1

as the title says, I have several folders, several .ppm.bz2 files and I want to extract them exactly where they are using python.

Directory structure image

I am traversing in the folders as this:

 import tarfile
 import os
 path = '/Users/ankitkumar/Downloads/colorferet/dvd1/data/images/'
 folders = os.listdir(path)
 for folder in folders:  #the folders starting like 00001
     if not folder.startswith("0"):
         pass
     path2 = path + folder
     zips = os.listdir(path2)
     for zip in zips:
         if not zip.startswith("0"):
             pass
         path3 = path2+"/"+zip

         fh = tarfile.open(path3, 'r:bz2')
         outpath = path2+"/"
         fh.extractall(outpath)
         fh.close

`

then I get this error `

Traceback (most recent call last):
  File "ZIP.py", line 16, in <module>
    fh = tarfile.open(path3, 'r:bz2')
  File "/anaconda2/lib/python2.7/tarfile.py", line 1693, in open
    return func(name, filemode, fileobj, **kwargs)
  File "/anaconda2/lib/python2.7/tarfile.py", line 1778, in bz2open
    t = cls.taropen(name, mode, fileobj, **kwargs)
  File "/anaconda2/lib/python2.7/tarfile.py", line 1723, in taropen
    return cls(name, mode, fileobj, **kwargs)
  File "/anaconda2/lib/python2.7/tarfile.py", line 1587, in __init__
    self.firstmember = self.next()
  File "/anaconda2/lib/python2.7/tarfile.py", line 2370, in next
    raise ReadError(str(e))
tarfile.ReadError: invalid header

`

1 Answers1

0

The tarfile module is for tar files, including tar.bz2. if your file is not tar you should use bz2 module directly.

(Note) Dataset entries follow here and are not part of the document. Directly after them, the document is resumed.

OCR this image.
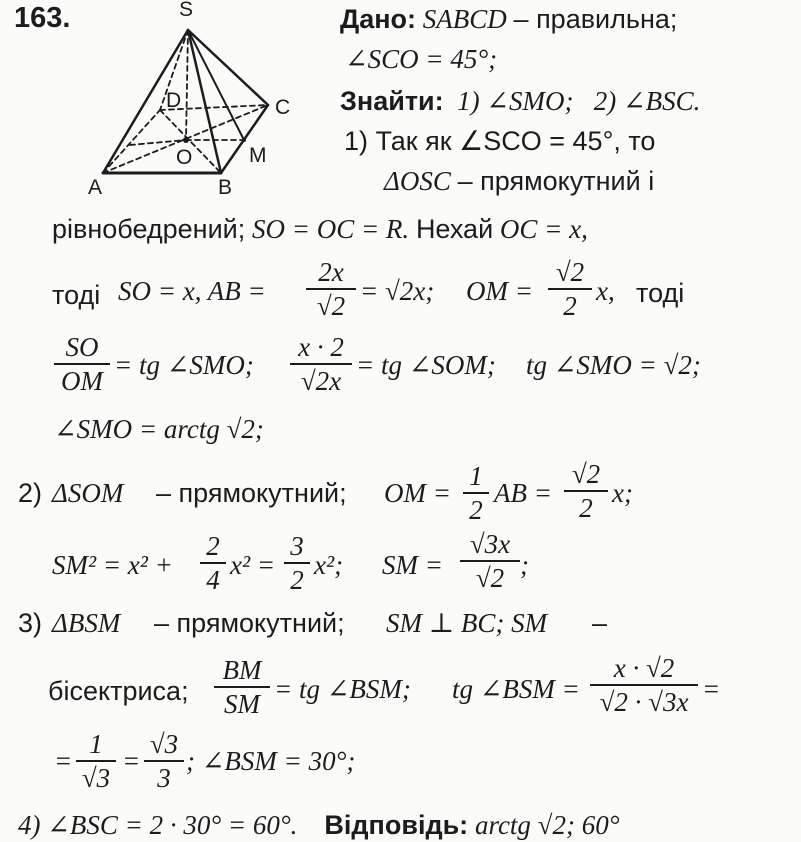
163.	S
A	B
C
D
O	M
Дано: SABCD – правильна;
∠SCO = 45°;
Знайти: 1) ∠SMO; 2) ∠BSC.
1) Так як ∠SCO = 45°, то
ΔOSC – прямокутний і
рівнобедрений; SO = OC = R. Нехай OC = x,
тоді SO = x, AB = $\frac{2x}{√2} = √2x$; OM = $\frac{√2}{2} x$, тоді
$\frac{SO}{OM}$ = tg ∠SMO; $\frac{x \cdot 2}{√2x}$ = tg ∠SOM; tg ∠SMO = √2;
∠SMO = arctg √2;
2) ΔSOM – прямокутний; OM = $\frac{1}{2}$ AB = $\frac{√2}{2} x$;
$SM^2 = x^2 + \frac{2}{4} x^2 = \frac{3}{2} x^2$; SM = $\frac{√3x}{√2}$ ;
3) ΔBSM – прямокутний; SM ⊥ BC; SM –
бісектриса; $\frac{BM}{SM}$ = tg ∠BSM; tg ∠BSM = $\frac{x \cdot √2}{√2 \cdot √3x}$ =
= $\frac{1}{√3} = \frac{√3}{3}$ ; ∠BSM = 30°;
4) ∠BSC = 2 · 30° = 60°. Відповідь: arctg √2; 60°
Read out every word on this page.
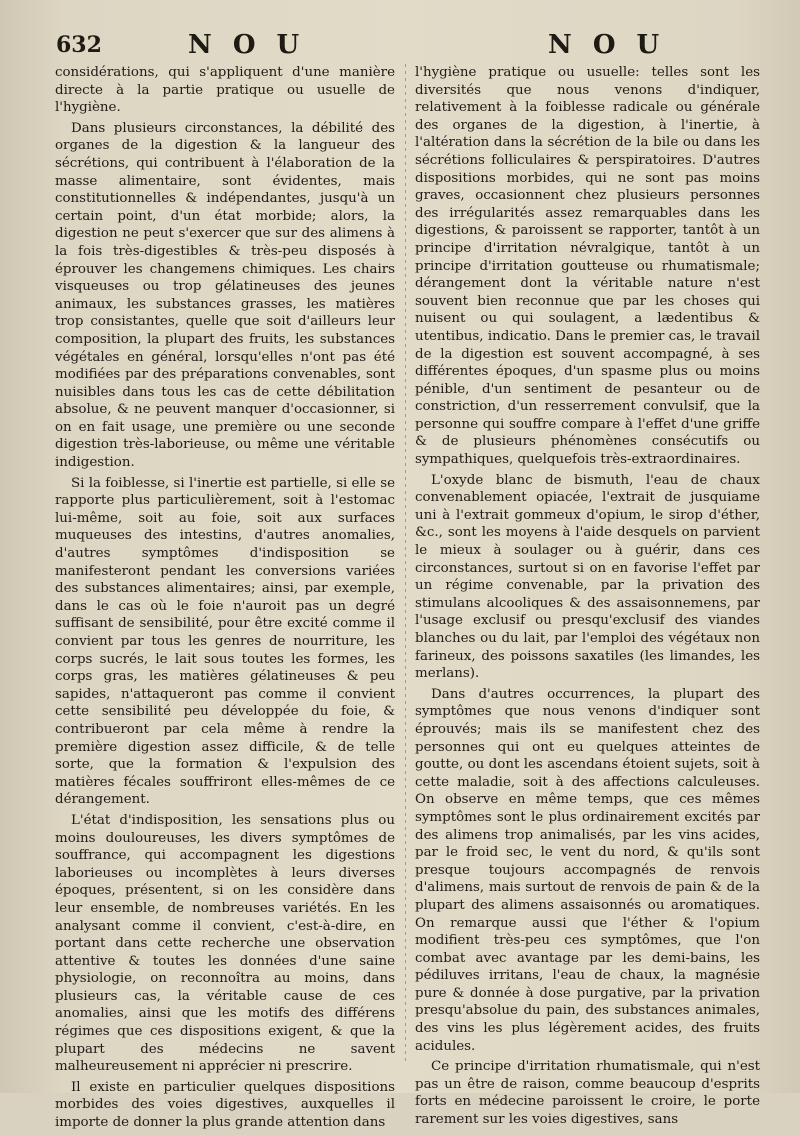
632	N O U	N O U

considérations, qui s'appliquent d'une manière directe à la partie pratique ou usuelle de l'hygiène.

Dans plusieurs circonstances, la débilité des organes de la digestion & la langueur des sécrétions, qui contribuent à l'élaboration de la masse alimentaire, sont évidentes, mais constitutionnelles & indépendantes, jusqu'à un certain point, d'un état morbide; alors, la digestion ne peut s'exercer que sur des alimens à la fois très-digestibles & très-peu disposés à éprouver les changemens chimiques. Les chairs visqueuses ou trop gélatineuses des jeunes animaux, les substances grasses, les matières trop consistantes, quelle que soit d'ailleurs leur composition, la plupart des fruits, les substances végétales en général, lorsqu'elles n'ont pas été modifiées par des préparations convenables, sont nuisibles dans tous les cas de cette débilitation absolue, & ne peuvent manquer d'occasionner, si on en fait usage, une première ou une seconde digestion très-laborieuse, ou même une véritable indigestion.

Si la foiblesse, si l'inertie est partielle, si elle se rapporte plus particulièrement, soit à l'estomac lui-même, soit au foie, soit aux surfaces muqueuses des intestins, d'autres anomalies, d'autres symptômes d'indisposition se manifesteront pendant les conversions variées des substances alimentaires; ainsi, par exemple, dans le cas où le foie n'auroit pas un degré suffisant de sensibilité, pour être excité comme il convient par tous les genres de nourriture, les corps sucrés, le lait sous toutes les formes, les corps gras, les matières gélatineuses & peu sapides, n'attaqueront pas comme il convient cette sensibilité peu développée du foie, & contribueront par cela même à rendre la première digestion assez difficile, & de telle sorte, que la formation & l'expulsion des matières fécales souffriront elles-mêmes de ce dérangement.

L'état d'indisposition, les sensations plus ou moins douloureuses, les divers symptômes de souffrance, qui accompagnent les digestions laborieuses ou incomplètes à leurs diverses époques, présentent, si on les considère dans leur ensemble, de nombreuses variétés. En les analysant comme il convient, c'est-à-dire, en portant dans cette recherche une observation attentive & toutes les données d'une saine physiologie, on reconnoîtra au moins, dans plusieurs cas, la véritable cause de ces anomalies, ainsi que les motifs des différens régimes que ces dispositions exigent, & que la plupart des médecins ne savent malheureusement ni apprécier ni prescrire.

Il existe en particulier quelques dispositions morbides des voies digestives, auxquelles il importe de donner la plus grande attention dans

l'hygiène pratique ou usuelle: telles sont les diversités que nous venons d'indiquer, relativement à la foiblesse radicale ou générale des organes de la digestion, à l'inertie, à l'altération dans la sécrétion de la bile ou dans les sécrétions folliculaires & perspiratoires. D'autres dispositions morbides, qui ne sont pas moins graves, occasionnent chez plusieurs personnes des irrégularités assez remarquables dans les digestions, & paroissent se rapporter, tantôt à un principe d'irritation névralgique, tantôt à un principe d'irritation goutteuse ou rhumatismale; dérangement dont la véritable nature n'est souvent bien reconnue que par les choses qui nuisent ou qui soulagent, a lædentibus & utentibus, indicatio. Dans le premier cas, le travail de la digestion est souvent accompagné, à ses différentes époques, d'un spasme plus ou moins pénible, d'un sentiment de pesanteur ou de constriction, d'un resserrement convulsif, que la personne qui souffre compare à l'effet d'une griffe & de plusieurs phénomènes consécutifs ou sympathiques, quelquefois très-extraordinaires.

L'oxyde blanc de bismuth, l'eau de chaux convenablement opiacée, l'extrait de jusquiame uni à l'extrait gommeux d'opium, le sirop d'éther, &c., sont les moyens à l'aide desquels on parvient le mieux à soulager ou à guérir, dans ces circonstances, surtout si on en favorise l'effet par un régime convenable, par la privation des stimulans alcooliques & des assaisonnemens, par l'usage exclusif ou presqu'exclusif des viandes blanches ou du lait, par l'emploi des végétaux non farineux, des poissons saxatiles (les limandes, les merlans).

Dans d'autres occurrences, la plupart des symptômes que nous venons d'indiquer sont éprouvés; mais ils se manifestent chez des personnes qui ont eu quelques atteintes de goutte, ou dont les ascendans étoient sujets, soit à cette maladie, soit à des affections calculeuses. On observe en même temps, que ces mêmes symptômes sont le plus ordinairement excités par des alimens trop animalisés, par les vins acides, par le froid sec, le vent du nord, & qu'ils sont presque toujours accompagnés de renvois d'alimens, mais surtout de renvois de pain & de la plupart des alimens assaisonnés ou aromatiques. On remarque aussi que l'éther & l'opium modifient très-peu ces symptômes, que l'on combat avec avantage par les demi-bains, les pédiluves irritans, l'eau de chaux, la magnésie pure & donnée à dose purgative, par la privation presqu'absolue du pain, des substances animales, des vins les plus légèrement acides, des fruits acidules.

Ce principe d'irritation rhumatismale, qui n'est pas un être de raison, comme beaucoup d'esprits forts en médecine paroissent le croire, le porte rarement sur les voies digestives, sans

Also, try using os.walk instead of multiple listdir as it can traverse the tree

import os
import bz2
import shutil

for path, dirs, files in os.walk(path):
    for filename in files:
        basename, ext = os.path.splitext(filename)
        if ext.lower() != '.bz2':
            continue
        fullname = os.path.join(path, filename)
        newname = os.path.join(path, basename)
        with bz2.open(fullname) as fh, open(newname, 'wb') as fw:
            shutil.copyfileobj(fh, fw)

This will uncompress all .bz2 files in all subfolders, in the same place they are. All other files will stay the same. If the uncompressed file already exists it will be overwritten.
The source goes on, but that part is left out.